Die Uraufführung in Weimar, inszeniert von Goethe, und auch die weiteren Aufführungen in Deutschland wurden zu einem durchschlagenden Erfolg. In der Schweiz dagegen hielt sich die Begeisterung in Grenzen. Dies lag wohl weniger an der dichterischen Leistung Schillers als vielmehr an der mageren Bilanz der Helvetik, dieser schweizerischen Revolution, die zwar weniger blutig verlief als die französische, aber letztlich die Versprechen von Freiheit, Gleichheit und Brüderlichkeit ebenso wenig einzulösen vermochte wie die französische Vorgängerin. (Schon 1803 wurde die zentralistische Helvetische Verfassung durch die Mediationsakte abgelöst und 1815 durch die Restauration weitgehend rückgängig gemacht.)
Während sich die Lage in der Schweiz durch die Mediationsakte beruhigte, führte Napoleon in ganz Europa Krieg und errang zunächst Sieg um Sieg. In dieser Lage wurde Schillers Wilhelm Tell zum Symbol des deutschen Widerstandes. In den von ihm besetzten Gebieten wurde das Drama verboten (so in Hamburg und Lübeck, aber auch in Holland), ebenso wie die Räuber, Maria Stuart und Goethes Faust. 1813 setzte Preußen zum Gegenschlag an - im Berliner Theater tobte das Publikum bei Stellen, die sich auf die Tagesereignisse bezogen. Auch an den anderen deutschen Theatern wurde der Wilhelm Tell mit Vorliebe aufgeführt, und zwar nun «mit besonderer Hervorhebung der früher verpönten und gestrichenen oder verwässerten Kraftstellen». (Wilhelm Widmann: Wilhelm Tells dramatische Laufbahn und politische Sendung, zitiert bei: Alfred Berchtold: Wilhelm Tell im 19. und 20. Jahrhundert, S. 174 f.)
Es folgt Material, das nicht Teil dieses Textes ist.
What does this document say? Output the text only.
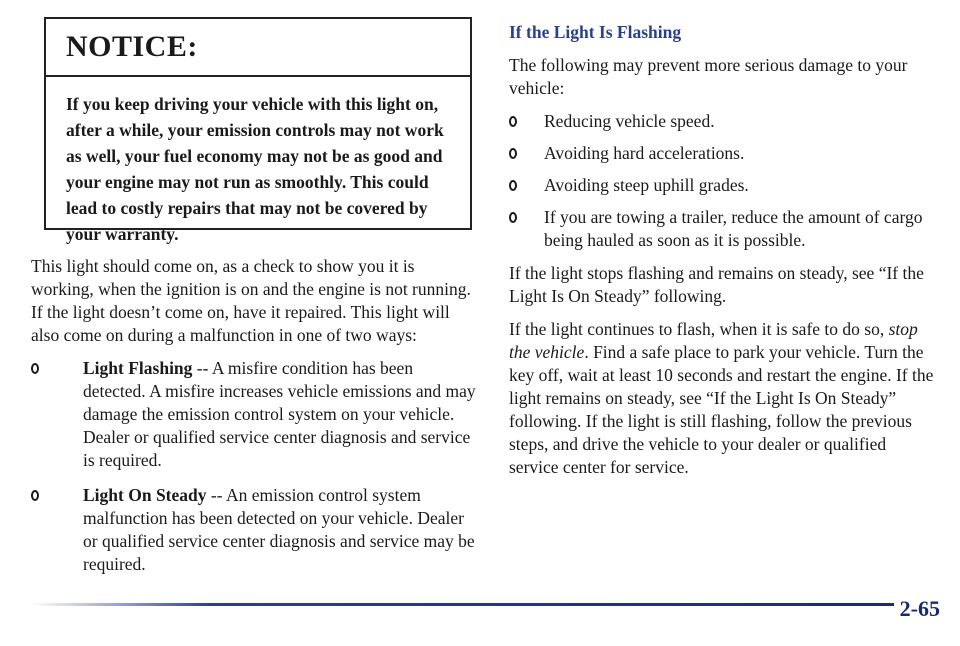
NOTICE:
If you keep driving your vehicle with this light on, after a while, your emission controls may not work as well, your fuel economy may not be as good and your engine may not run as smoothly. This could lead to costly repairs that may not be covered by your warranty.

This light should come on, as a check to show you it is working, when the ignition is on and the engine is not running. If the light doesn’t come on, have it repaired. This light will also come on during a malfunction in one of two ways:

Light Flashing -- A misfire condition has been detected. A misfire increases vehicle emissions and may damage the emission control system on your vehicle. Dealer or qualified service center diagnosis and service is required.
Light On Steady -- An emission control system malfunction has been detected on your vehicle. Dealer or qualified service center diagnosis and service may be required.
If the Light Is Flashing

The following may prevent more serious damage to your vehicle:

Reducing vehicle speed.
Avoiding hard accelerations.
Avoiding steep uphill grades.
If you are towing a trailer, reduce the amount of cargo being hauled as soon as it is possible.

If the light stops flashing and remains on steady, see “If the Light Is On Steady” following.

If the light continues to flash, when it is safe to do so, stop the vehicle. Find a safe place to park your vehicle. Turn the key off, wait at least 10 seconds and restart the engine. If the light remains on steady, see “If the Light Is On Steady” following. If the light is still flashing, follow the previous steps, and drive the vehicle to your dealer or qualified service center for service.

2-65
Bei Schiller heisst es: "Dem Kaiser selbst versagen wir Gehorsam" (Stauffacher auf dem Rütli, in: Friedrich von Schiller, Wilhelm Tell, 2. Aufzug, 2. Szene). "Der Mahnruf wirkte prophetisch im Kampf des deutschen Volkes gegen Napoleon, so wie die Liebe zu Heimat und Vaterland und die Empörung gegen rechtlose Gewalt in diesem Volksstück Schillers immer einen starken Ansporn gefunden hat." (W. Grabert und A. Mulot, Geschichte der deutschen Literatur, München: Bayerischer Schulbuch-Verlag, 171974, S. 217.)
Wohl gab es schon vor Friedrich Schiller andere Versionen des Wilhelm Tell als Schauspiel, Ballade oder Oper, doch die Bekanntheit des deutschen Dichters hat zur weltweiten Ausbreitung der Sage sicher das ihre beigetragen. 1829 ertönte in Paris Rossinis letzte Oper Guillaume Tell und allein um 1830 (Juli-Revolution!) erschien in Frankreich mehr als ein halbes Dutzend Bearbeitungen von Schillers Wilhelm Tell. In England wurden zwischen 1829 und 1904 ein Dutzend englische Übersetzungen gezählt. (Berchtold, a.a.O., S. 183 f.)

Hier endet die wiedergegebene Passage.